Before 1946, two-piece bathing suits did exist. The years leading up to WWII and the increasing demand for pinups had created a particular style of bathing suit that was mildly risque while still mostly adhering to the conventions of modesty at the time. The bottoms of the 1940s two-piece were high-waisted, covering a woman’s navel while still leaving a sliver of midriff visible. They were also styled like shorts, covering a woman’s hips down to the tops of her thighs. This was the standard style for two-piece bathing suits until a Paris fashion designer named Louis Réard invented the bikini in 1946.

Réard decided to name his invention after the Bikini Atoll Islands, which had recently become a nuclear testing site. He would later explain that he chose the name because he believed his invention would be just as shocking as a nuclear bomb. And he was right!

The original bikini was daring - Réard threw out most of the conventions of the two-piece that were accepted at the time. The waistline was significantly lower, sitting below the navel, and it revealed the entirety of a woman’s legs, offering coverage in only the most important spot. The top was held up by nothing but thin straps, and it didn’t feature any knots or extra fabric to differentiate it from a bra. In short, it was explosive!

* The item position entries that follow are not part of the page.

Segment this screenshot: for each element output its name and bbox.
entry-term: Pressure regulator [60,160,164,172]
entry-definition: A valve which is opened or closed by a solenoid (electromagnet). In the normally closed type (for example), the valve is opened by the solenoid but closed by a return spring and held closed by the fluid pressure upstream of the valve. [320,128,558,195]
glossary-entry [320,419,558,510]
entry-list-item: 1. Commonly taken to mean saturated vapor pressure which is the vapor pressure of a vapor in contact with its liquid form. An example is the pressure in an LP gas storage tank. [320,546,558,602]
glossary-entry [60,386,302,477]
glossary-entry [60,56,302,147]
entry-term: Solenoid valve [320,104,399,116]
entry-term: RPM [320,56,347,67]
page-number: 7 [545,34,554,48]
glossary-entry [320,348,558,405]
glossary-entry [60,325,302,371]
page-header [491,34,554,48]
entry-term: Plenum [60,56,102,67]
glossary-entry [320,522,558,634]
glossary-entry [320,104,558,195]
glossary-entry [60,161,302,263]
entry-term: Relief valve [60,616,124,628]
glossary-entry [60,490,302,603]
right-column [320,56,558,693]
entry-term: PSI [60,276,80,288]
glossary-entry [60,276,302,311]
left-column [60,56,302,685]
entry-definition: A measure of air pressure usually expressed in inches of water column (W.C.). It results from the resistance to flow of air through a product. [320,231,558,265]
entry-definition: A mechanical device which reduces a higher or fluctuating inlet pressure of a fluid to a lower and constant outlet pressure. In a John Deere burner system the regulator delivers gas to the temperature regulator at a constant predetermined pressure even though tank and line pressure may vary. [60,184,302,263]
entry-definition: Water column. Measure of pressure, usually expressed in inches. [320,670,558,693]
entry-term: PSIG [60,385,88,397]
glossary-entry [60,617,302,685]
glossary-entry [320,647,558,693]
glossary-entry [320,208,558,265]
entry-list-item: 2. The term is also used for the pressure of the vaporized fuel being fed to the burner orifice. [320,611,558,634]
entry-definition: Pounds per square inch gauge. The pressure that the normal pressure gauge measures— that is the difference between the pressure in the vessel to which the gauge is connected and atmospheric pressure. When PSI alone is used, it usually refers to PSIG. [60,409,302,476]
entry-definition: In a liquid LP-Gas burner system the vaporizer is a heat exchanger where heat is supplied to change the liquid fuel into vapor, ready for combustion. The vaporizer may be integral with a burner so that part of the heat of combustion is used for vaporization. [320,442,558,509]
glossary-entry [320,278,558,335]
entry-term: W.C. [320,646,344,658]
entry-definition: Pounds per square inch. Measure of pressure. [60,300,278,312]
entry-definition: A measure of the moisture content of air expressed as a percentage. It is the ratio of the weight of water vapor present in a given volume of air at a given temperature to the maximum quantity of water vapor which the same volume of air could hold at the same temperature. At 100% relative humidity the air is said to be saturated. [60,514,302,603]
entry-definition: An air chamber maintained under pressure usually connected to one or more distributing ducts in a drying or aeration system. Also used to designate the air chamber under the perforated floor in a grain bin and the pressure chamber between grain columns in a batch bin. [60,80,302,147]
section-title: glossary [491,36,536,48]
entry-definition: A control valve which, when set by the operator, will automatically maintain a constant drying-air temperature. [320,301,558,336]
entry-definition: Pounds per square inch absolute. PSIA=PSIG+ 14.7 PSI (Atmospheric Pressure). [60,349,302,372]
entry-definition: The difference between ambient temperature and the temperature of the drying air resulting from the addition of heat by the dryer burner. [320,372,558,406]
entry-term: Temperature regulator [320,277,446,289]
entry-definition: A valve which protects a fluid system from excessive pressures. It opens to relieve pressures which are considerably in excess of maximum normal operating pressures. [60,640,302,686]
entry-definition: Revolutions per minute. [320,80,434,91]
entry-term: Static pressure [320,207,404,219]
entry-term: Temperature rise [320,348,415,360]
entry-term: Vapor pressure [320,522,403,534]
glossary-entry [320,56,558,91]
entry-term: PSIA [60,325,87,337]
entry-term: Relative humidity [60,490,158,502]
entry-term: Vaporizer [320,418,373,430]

The design was so shocking at the time Réard revealed it that he couldn’t find any fashion models who would dare be seen in it. He ended up hiring a Parisian showgirl named Micheline Bernardini to model the garment for him. Beyond its obvious intention to push the limits of women’s fashion, the design was also controversial because it was made entirely for leisure. There were no arguments that could be made about his design making an athlete faster in the water - it was designed for normal women having a day at the beach, prioritizing their tastes and sense of fun over any and all modesty laws in place at the time.

It took a while for the bikini to catch on, but eventually, it would find its way onto some of Hollywood’s favourite starlets, including Rita Hayworth and Annette Funicello. Women in bikinis began appearing in magazine spreads worldwide. The bikini became the new fashion craze, and the design benefited from the invention of newer, stretchier materials that would make them more durable in the water.

Again, cotton twill was the most common bathing suit material until the mid-1960s, but materials like nylon and latex were quickly outshining it. Once swimmers embraced the racy nature of the bikini, they never looked back. The history of swimwear fashion had changed forever.


Swimwear hasn’t changed much since Louis Réard brought us the bikini in 1946. There have been a few attempts to go further - an Austrian-American designer named Rudi Gernreich created the “monokini” in 1964. This garment was nothing but a pair of high-waisted shorts and a strap extending around the wearer’s neck, leaving her chest completely exposed. The piece was racy and daring, and you can still buy them from a few fashion brands, but the monokini never took off as much as the bikini did.

Swimwear has also become part of pop-culture iconography. You can’t don a red one-piece without thinking of Pamela Anderson in Baywatch, and we’re all familiar with the metal bikini Princess Leia sported in Return of the Jedi (1983). Yet another more modern cultural development is swimwear photography, which started in the middle of the 20th century. To this day, Sports Illustrated has been known for its extensive swimsuit spreads of various female athletes.

As we shop through cute 70s inspired bikinis or grab a groovy tie-dye kaftan in preparation for winter break, take a second to think back on how far swimwear has come. Before us, thousands of women fought for our right to wear whatever we want - honour them and embrace your own personal style.